Belajar Dari Guru-nya Guru (Ibnu Hurmuz)
Sebelum ya
kita telah mendengar cerita tentang ke-tawadhuan Imam Malik yang dengan “pede”
mengatakan “Laa Adriy” (saya tidak tahu) atas pertanyaan yang diajukan kepada
beliau dan memang beliau tidak mengetahui jawabannya. Tanpa malu dan tanpa
takut dikatakan tidak berilmu, sang Imam dengan santai mengatakan, pernyataan
yang masyhurnya tersebut.
Dan kali ini
kita akan dikejutkan pula dengan sikap yang sangat mirip tapi lebih wah yang
dilakukan oleh guru dari sang guru, Imam Malik, yaitu Ibnu Hurmuz (Wafat 117H).
Al-hafidz
Ibnu Abdil-Bar dalam kitabnya yang masyhur “Jami Bayan Al-Ilmi Wa Fadhlih”,
menyebutkan sebuah riwayat yang meceritakan Imam Malik berteman dengan Abdul
Aziz bin Abi Salamah yang selalu “mondar-mandir” ke rumah Imam Ibnu hurmuz
untuk menuntut ilmu dari beliau.
Selain kedua
muridnya ini, ada tokoh lain yaitu Muhammad bin Ibrohim bin Dinar beserta
kawan-kawannya yang juga selalu datang menemui Imam Ibnu Hurmuz untuk meminta
ilmu. Namun setiap kali Muhammad dan segerobolan temannya ini datang ke Imam
Ibnu Hurmuz, beliau selalu menolak untuk menjawab pertanyaan-pertanyaan agama
yang diajukan dari mereka.
Sampai
akhirnya, Muhammad bin Ibrohim sudah kehilangan kesabaran dan mendatangi Imam
Ibnu Hurmuz dengan muka kesal sambil berkata: “saya sangat tidak senang dengan
perlakuan guru kepada kami. Kenapa guru tidak pernah menjawab
pertanyaan-pertanyaan kami, sedangkan jika Malik bin Anas dan Abdul Aziz yang
datang, guru selalu saja menjawab semua pertanyaan mereka. Ini tidak adil!”
Imam ibnu
hurmuz dengan santai menjawab, “apakah ini yang membuat kesal hatimu?”
“ya”
Kemudian
Imam meneruskan jawabannya tersebut dengan jawabannya yang dahsyat menurut
saya.
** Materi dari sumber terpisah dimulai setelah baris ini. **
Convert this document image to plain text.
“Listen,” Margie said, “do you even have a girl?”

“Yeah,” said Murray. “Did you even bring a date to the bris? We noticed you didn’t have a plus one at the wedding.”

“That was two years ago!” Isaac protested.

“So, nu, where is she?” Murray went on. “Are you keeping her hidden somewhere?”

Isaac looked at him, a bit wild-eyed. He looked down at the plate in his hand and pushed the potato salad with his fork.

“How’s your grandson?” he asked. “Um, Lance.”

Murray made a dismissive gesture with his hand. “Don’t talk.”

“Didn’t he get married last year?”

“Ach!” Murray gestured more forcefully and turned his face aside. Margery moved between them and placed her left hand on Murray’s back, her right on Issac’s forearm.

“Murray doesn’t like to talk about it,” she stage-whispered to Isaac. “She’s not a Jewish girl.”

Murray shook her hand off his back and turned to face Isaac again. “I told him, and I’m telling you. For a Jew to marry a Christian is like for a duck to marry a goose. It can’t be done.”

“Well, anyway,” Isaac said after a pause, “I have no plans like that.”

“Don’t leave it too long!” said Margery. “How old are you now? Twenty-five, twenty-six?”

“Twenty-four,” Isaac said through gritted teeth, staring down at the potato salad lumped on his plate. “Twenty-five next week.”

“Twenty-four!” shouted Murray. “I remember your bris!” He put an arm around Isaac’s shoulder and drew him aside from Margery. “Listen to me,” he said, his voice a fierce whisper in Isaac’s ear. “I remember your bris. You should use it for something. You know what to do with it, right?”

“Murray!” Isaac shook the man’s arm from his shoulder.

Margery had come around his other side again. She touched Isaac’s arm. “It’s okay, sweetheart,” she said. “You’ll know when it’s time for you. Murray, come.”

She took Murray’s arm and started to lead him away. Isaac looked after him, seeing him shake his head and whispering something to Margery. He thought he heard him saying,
Beliau berkata:
“wahai
Muhammad! Aku ini orang tua yang sudah berumur, ke-tua-an ku sudah menggrogoti
tubuhku. Aku takut ke-tua-an ku ini juga mengrogoti otakku sebagaimana ia telah
menggroroti tubuhku. Sehingga aku sangat mungkin lupa dan salah
Malik dan
Abdul Aziz adalah 2 orang pintar di kota ini, kalau aku katakana sesuatu yang
benar mereka berdua akan menerimanya. Kalau aku katakana sesuatu yang salah,
pastilah mereka menolak dan tidak mengamalkan itu.
Nah kamu
beserta rombonganmu itu adalah orang yang tidak berilmu. Aku taku (karena umur
tua ku) aku katakana sesuatu yang salah, kamu terima itu begitu saja dan
kemudian kau sebarkan. Itu akan menambah dosa bagi ku.”
(Jami’
Bayan-Ilmi Wa Fadhlih 2/234)
Begini harusnya
sikap seseorang yang dikatakan sebagai Ulama, selalu hati-hati dengan kata-kata
dan kalimat yang ia keluarkan dari mulutnya sekecil apapun itu. Karena bagaimanapun,
berbicara syariah bukan berbicara teori manusia, tapi sumbernya ialah AL-quran
dan Sunnah Nabi saw. Yang kalau tidak hati-hati ya bisa-bisa malah ngasal bikin
syariat sendiri.
Zaman sekarang
justru yang terjadi malah berbeda jauh dengan apa yang dilakukan sang guru Ibnu
Hurmuz. Seorang Menyandang gelar Ulama tapi berkata seenaknya, malah justru “mengumbar”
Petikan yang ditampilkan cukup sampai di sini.